In a discovery that could spur the development of new therapies for more than 40 million HIV patients worldwide, scientists from Rutgers University and the Salk Institute determined the molecular structure of the HIV Pol polyprotein, a protein that plays a critical role in helping the virus propagate itself and spread throughout the body.

Their findings, published in Science Advances on July 6, may guide the creation of drugs that would bind to the protein and block its function.

“Drug molecules need a particular structure to bind specifically to their disease targets,” said co-senior author Eddy Arnold, a Board of Governors Professor and Distinguished Professor in the Center for Advanced Biotechnology and Medicine at Rutgers. “They fit together like complex puzzle pieces. Knowing the structure of the molecule you’re targeting helps you find or make a drug that will fit.”

Knowledge of HIV Pol’s structure sheds new light on how HIV reproduces itself. Previous research showed that the HIV Pol polyprotein breaks into three enzymes – a protease, reverse transcriptase and integrase – that work together to assemble the mature form of the virus.

However, it previously was unknown how the protease itself breaks free, first from the larger protein HIV Gag-Pol and then from HIV Pol. The new study suggests the protease initiates the process by self-cleaving or cutting itself free from the rest of the molecule.
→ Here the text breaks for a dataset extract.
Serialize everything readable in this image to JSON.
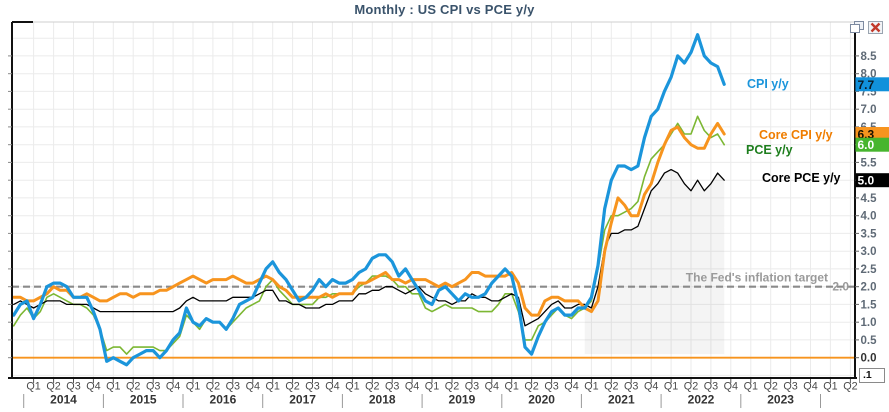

“The first challenge was producing a stable version of the naturally transitory HIV Pol so the structure could be analyzed,” said co-first author Jerry Joe Harrison, who developed a breakthrough recipe for stable HIV Pol as a doctorate student at Rutgers and is a senior lecturer at the University of Ghana. 

Once researchers were able to create a stable version of HIV Pol, the Salk team used cryogenic electron microscopy to reveal the three-dimensional structure of the HIV Pol protein molecule. This led to the discovery that Pol is a dimer, meaning it’s formed by two proteins bound together. The finding was a surprise to researchers because other similar viral proteins are single-protein assemblies. 

“Structure informs function, and the insights we gained from visualizing the molecular architecture of Pol give us a new understanding of the mechanism by which HIV replicates,” said co-senior author Dmitry Lyumkis, an assistant professor in the Laboratory of Genetics and Hearst Foundation Development Chair at Salk.

“An unexpected realization was that the reverse transcriptase portion of this polyprotein precursor resembles its mature dimeric form,” said Arnold, who has studied the HIV reverse transcriptase for 35 years and has successfully contributed to developing some of the lifesaving HIV therapeutics that are widely used.  “The HIV Pol polyprotein was one of the most important missing pieces in the HIV structural puzzle,” said Arnold.

The authors said the discovery opens the door for important follow-up research, including studies of the HIV Pol structure of the larger and more complex polyprotein Gag-Pol, also involved in viral assembly, as well as taking a closer look at the role of integrase in assembling the mature form of the HIV virus during replication.

“Current HIV treatments include multiple classes of inhibitors for all three enzymes, and the discovery also reveals a new vulnerability that could be targeted with drugs,” said co-first author Dario Passos, a former researcher in Lyumkis’s lab at Salk.